AMENDED AND RESTATED THROUGH JUNE 13, 2023
1 The name of the corporation is:
ROPER TECHNOLOGIES, INC.
2 The address of the corporation’s registered office in the State of Delaware is 251 Little Falls Drive in the City of Wilmington, County of New Castle, 19808, and the name of the registered agent thereat is The Prentice-Hall Corporation System, Inc.
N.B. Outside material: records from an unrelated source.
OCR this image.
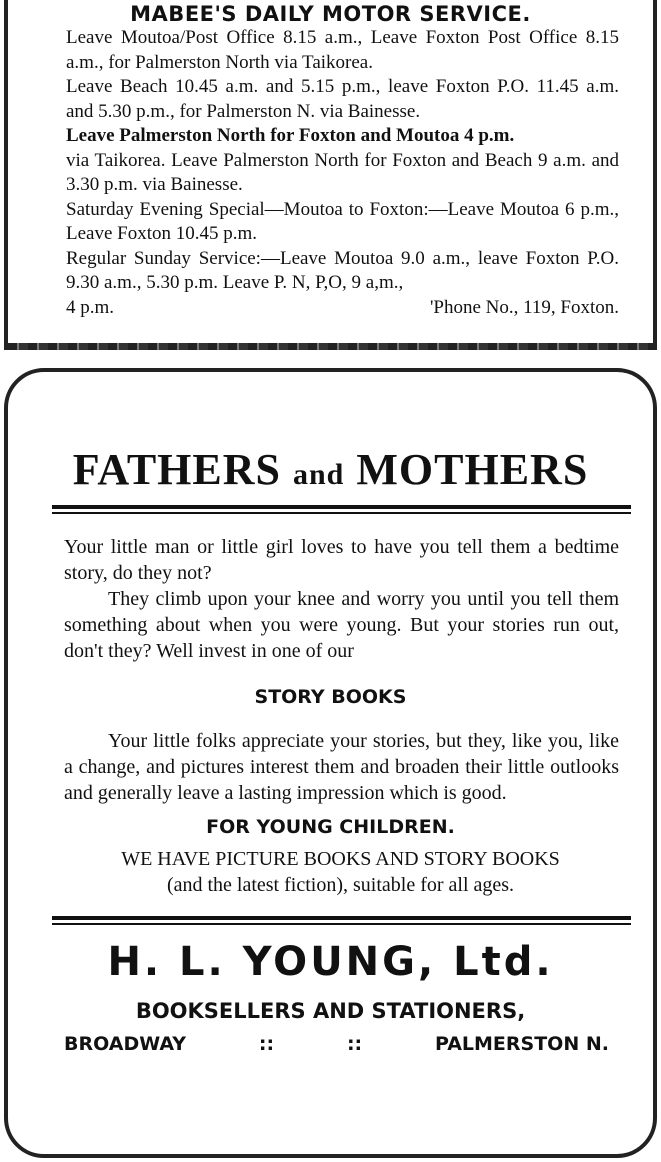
MABEE'S DAILY MOTOR SERVICE.

Leave Moutoa/Post Office 8.15 a.m., Leave Foxton Post Office 8.15 a.m., for Palmerston North via Taikorea.

Leave Beach 10.45 a.m. and 5.15 p.m., leave Foxton P.O. 11.45 a.m. and 5.30 p.m., for Palmerston N. via Bainesse.

Leave Palmerston North for Foxton and Moutoa 4 p.m.

via Taikorea. Leave Palmerston North for Foxton and Beach 9 a.m. and 3.30 p.m. via Bainesse.

Saturday Evening Special—Moutoa to Foxton:—Leave Moutoa 6 p.m., Leave Foxton 10.45 p.m.

Regular Sunday Service:—Leave Moutoa 9.0 a.m., leave Foxton P.O. 9.30 a.m., 5.30 p.m. Leave P. N, P,O, 9 a,m.,

4 p.m.	'Phone No., 119, Foxton.

FATHERS and MOTHERS

Your little man or little girl loves to have you tell them a bedtime story, do they not?

They climb upon your knee and worry you until you tell them something about when you were young. But your stories run out, don't they? Well invest in one of our

STORY BOOKS

Your little folks appreciate your stories, but they, like you, like a change, and pictures interest them and broaden their little outlooks and generally leave a lasting impression which is good.

FOR YOUNG CHILDREN.
WE HAVE PICTURE BOOKS AND STORY BOOKS
(and the latest fiction), suitable for all ages.
H. L. YOUNG, Ltd.
BOOKSELLERS AND STATIONERS,
BROADWAY	::	::	PALMERSTON N.
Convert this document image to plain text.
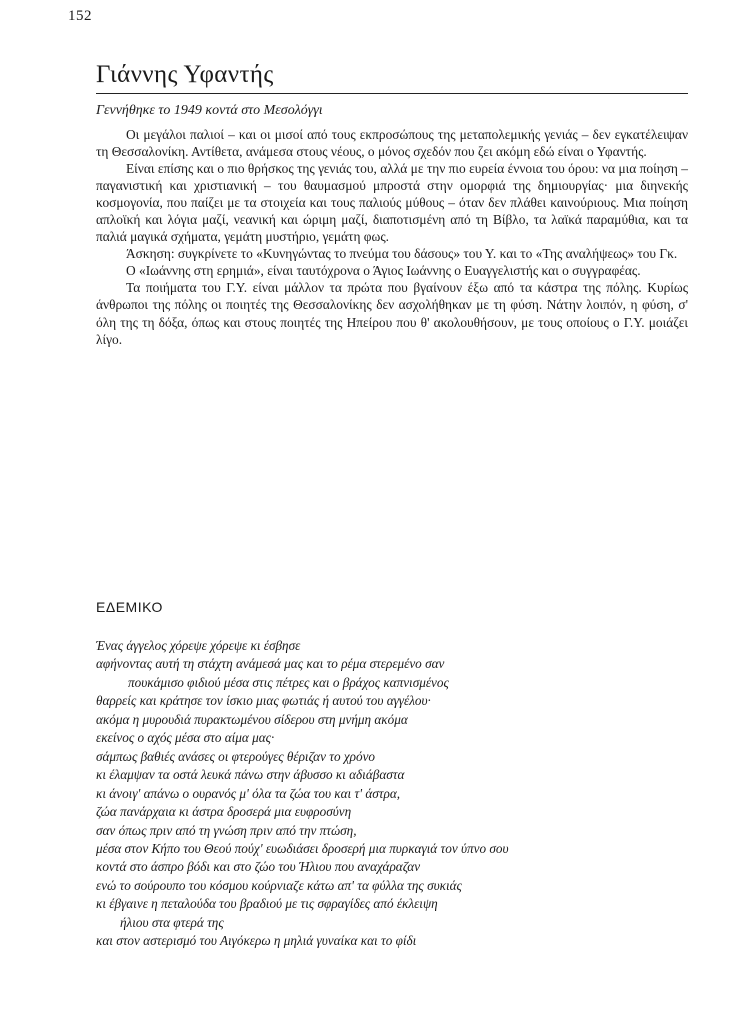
152
Γιάννης Υφαντής
Γεννήθηκε το 1949 κοντά στο Μεσολόγγι

Οι μεγάλοι παλιοί – και οι μισοί από τους εκπροσώπους της μεταπολεμικής γενιάς – δεν εγκατέλειψαν τη Θεσσαλονίκη. Αντίθετα, ανάμεσα στους νέους, ο μόνος σχεδόν που ζει ακόμη εδώ είναι ο Υφαντής.

Είναι επίσης και ο πιο θρήσκος της γενιάς του, αλλά με την πιο ευρεία έννοια του όρου: να μια ποίηση – παγανιστική και χριστιανική – του θαυμασμού μπροστά στην ομορφιά της δημιουργίας· μια διηνεκής κοσμογονία, που παίζει με τα στοιχεία και τους παλιούς μύθους – όταν δεν πλάθει καινούριους. Μια ποίηση απλοϊκή και λόγια μαζί, νεανική και ώριμη μαζί, διαποτισμένη από τη Βίβλο, τα λαϊκά παραμύθια, και τα παλιά μαγικά σχήματα, γεμάτη μυστήριο, γεμάτη φως.

Άσκηση: συγκρίνετε το «Κυνηγώντας το πνεύμα του δάσους» του Υ. και το «Της αναλήψεως» του Γκ.

Ο «Ιωάννης στη ερημιά», είναι ταυτόχρονα ο Άγιος Ιωάννης ο Ευαγγελιστής και ο συγγραφέας.

Τα ποιήματα του Γ.Υ. είναι μάλλον τα πρώτα που βγαίνουν έξω από τα κάστρα της πόλης. Κυρίως άνθρωποι της πόλης οι ποιητές της Θεσσαλονίκης δεν ασχολήθηκαν με τη φύση. Νάτην λοιπόν, η φύση, σ' όλη της τη δόξα, όπως και στους ποιητές της Ηπείρου που θ' ακολουθήσουν, με τους οποίους ο Γ.Υ. μοιάζει λίγο.

ΕΔΕΜΙΚΟ
Ένας άγγελος χόρεψε χόρεψε κι έσβησε
αφήνοντας αυτή τη στάχτη ανάμεσά μας και το ρέμα στερεμένο σαν
πουκάμισο φιδιού μέσα στις πέτρες και ο βράχος καπνισμένος
θαρρείς και κράτησε τον ίσκιο μιας φωτιάς ή αυτού του αγγέλου·
ακόμα η μυρουδιά πυρακτωμένου σίδερου στη μνήμη ακόμα
εκείνος ο αχός μέσα στο αίμα μας·
σάμπως βαθιές ανάσες οι φτερούγες θέριζαν το χρόνο
κι έλαμψαν τα οστά λευκά πάνω στην άβυσσο κι αδιάβαστα
κι άνοιγ' απάνω ο ουρανός μ' όλα τα ζώα του και τ' άστρα,
ζώα πανάρχαια κι άστρα δροσερά μια ευφροσύνη
σαν όπως πριν από τη γνώση πριν από την πτώση,
μέσα στον Κήπο του Θεού πούχ' ευωδιάσει δροσερή μια πυρκαγιά τον ύπνο σου
κοντά στο άσπρο βόδι και στο ζώο του Ήλιου που αναχάραζαν
ενώ το σούρουπο του κόσμου κούρνιαζε κάτω απ' τα φύλλα της συκιάς
κι έβγαινε η πεταλούδα του βραδιού με τις σφραγίδες από έκλειψη
ήλιου στα φτερά της
και στον αστερισμό του Αιγόκερω η μηλιά γυναίκα και το φίδι
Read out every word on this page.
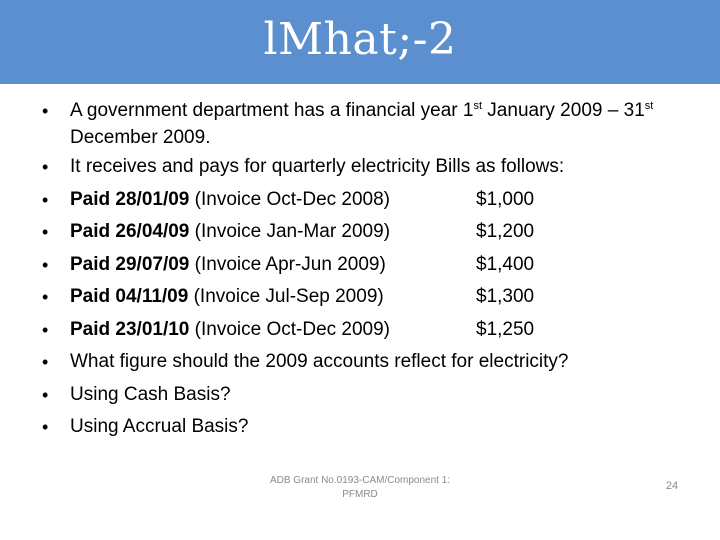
lMhat;-2
• A government department has a financial year 1st January 2009 – 31st December 2009.
• It receives and pays for quarterly electricity Bills as follows:
• Paid 28/01/09 (Invoice Oct-Dec 2008)	$1,000
• Paid 26/04/09 (Invoice Jan-Mar 2009)	$1,200
• Paid 29/07/09 (Invoice Apr-Jun 2009)	$1,400
• Paid 04/11/09 (Invoice Jul-Sep 2009)	$1,300
• Paid 23/01/10 (Invoice Oct-Dec 2009)	$1,250
• What figure should the 2009 accounts reflect for electricity?
• Using Cash Basis?
• Using Accrual Basis?
ADB Grant No.0193-CAM/Component 1:
PFMRD
24
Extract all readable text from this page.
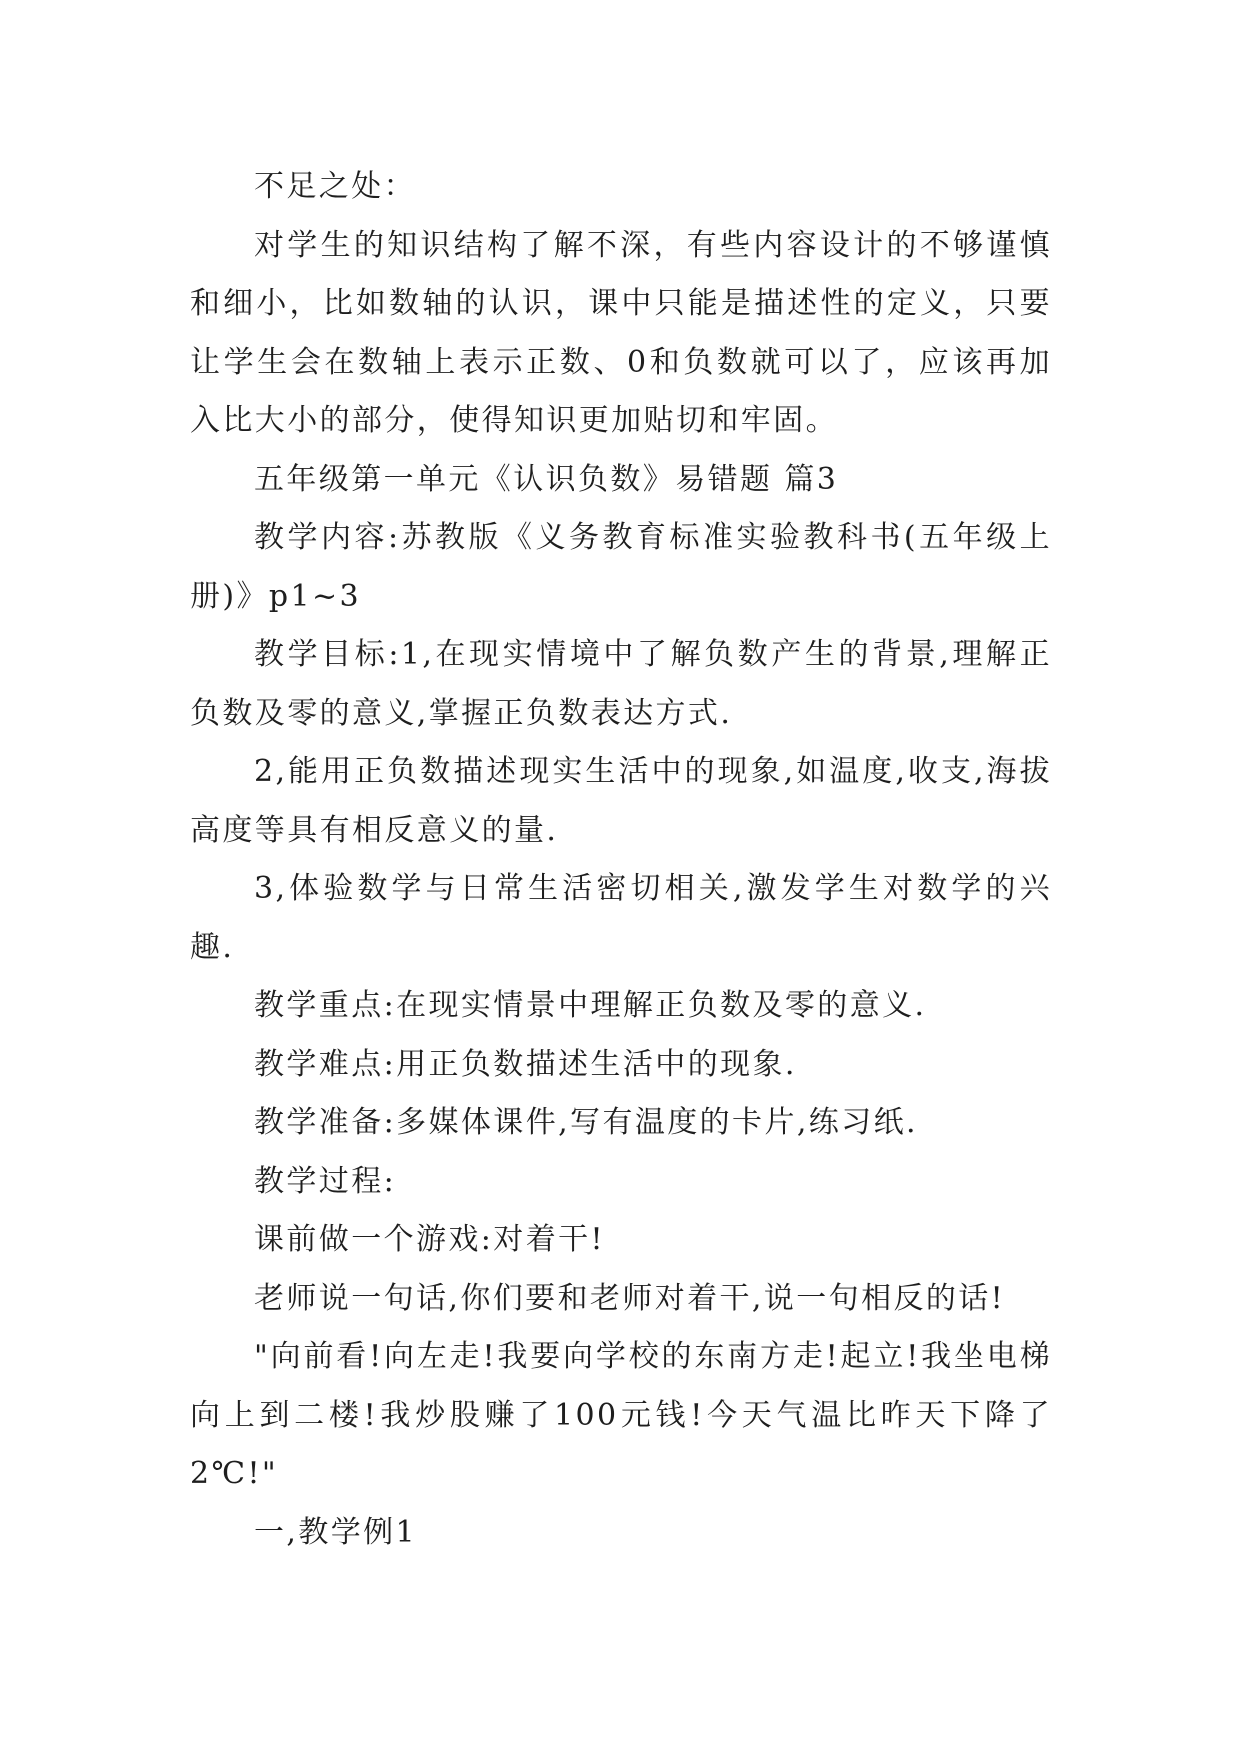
不足之处：

对学生的知识结构了解不深，有些内容设计的不够谨慎和细小，比如数轴的认识，课中只能是描述性的定义，只要让学生会在数轴上表示正数、0和负数就可以了，应该再加入比大小的部分，使得知识更加贴切和牢固。

五年级第一单元《认识负数》易错题 篇3

教学内容:苏教版《义务教育标准实验教科书(五年级上册)》p1~3

教学目标:1,在现实情境中了解负数产生的背景,理解正负数及零的意义,掌握正负数表达方式.

2,能用正负数描述现实生活中的现象,如温度,收支,海拔高度等具有相反意义的量.

3,体验数学与日常生活密切相关,激发学生对数学的兴趣.

教学重点:在现实情景中理解正负数及零的意义.

教学难点:用正负数描述生活中的现象.

教学准备:多媒体课件,写有温度的卡片,练习纸.

教学过程:

课前做一个游戏:对着干!

老师说一句话,你们要和老师对着干,说一句相反的话!

"向前看!向左走!我要向学校的东南方走!起立!我坐电梯向上到二楼!我炒股赚了100元钱!今天气温比昨天下降了2℃!"

一,教学例1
3 The nature of the business of the corporation and the purposes to be conducted or promoted by it are as follows:
(a) To design, manufacture, purchase, lease, distribute, install, repair, service, sell, import, export and otherwise deal in or with any and all kinds of positive displacement rotary and centrifugal pumps and industrial machinery, and all related supplies, components, equipment and products;
(b) To acquire all or any part of the stock or other securities, goodwill, rights, property or assets of any kind and to undertake or assume all or any part of the obligations or liabilities of any corporation, association, partnership, syndicate, entity, or person located in or organized under the laws of any state, territory or possession of the United States of America or any foreign country, and to pay for the same in cash, stock, bonds, debentures, notes, or other securities, secured or unsecured, of this or any other corporation or otherwise in any manner permitted by law, and to conduct in any lawful manner all or any part of any business so acquired; and
(c) To engage in any lawful act or activity for which corporations may be organized under the General Corporation Law of the State of Delaware.
In addition to the general powers conferred by the laws of the State of Delaware and the purposes hereinbefore set forth, the corporation shall also have the following powers:
(d) To issue any of the shares of its capital stock of any class or series thereof now or hereafter authorized for such consideration as may be permitted by law and upon such terms and conditions as the Board of Directors may deem proper in its absolute discretion, and the stock so issued shall be fully paid and not liable to any further call or payment thereof; in the absence of actual fraud in the transaction, the judgment of the Board of Directors as to the value of the property or other consideration received for the shares of capital stock shall be conclusive; and
(e) To borrow money, make, issue and sell, pledge, or otherwise dispose of checks, drafts, bills of exchange, documents of title, bonds, debentures, notes and other evidence of indebtedness of all kinds, whether unsecured or secured by mortgage, pledge or otherwise of any or all of the assets of the corporation, and without limit as to amount; and generally to mortgage, pledge or sell any stock or other securities or other property held by it, all on such terms and conditions as the Board of Directors.
4 A. The total number of shares of stock which the corporation shall have authority to issue is three hundred and fifty-one million (351,000,000) shares, divided into two (2) classes as follows:
(i) three hundred and fifty million (350,000,000) shares, each to be of the par value of one cent ($0.01), and to be designated as Common Stock; and
(ii) one million (1,000,000) shares, each to be of the par value of one cent ($0.01), and to be designated as Preferred Stock.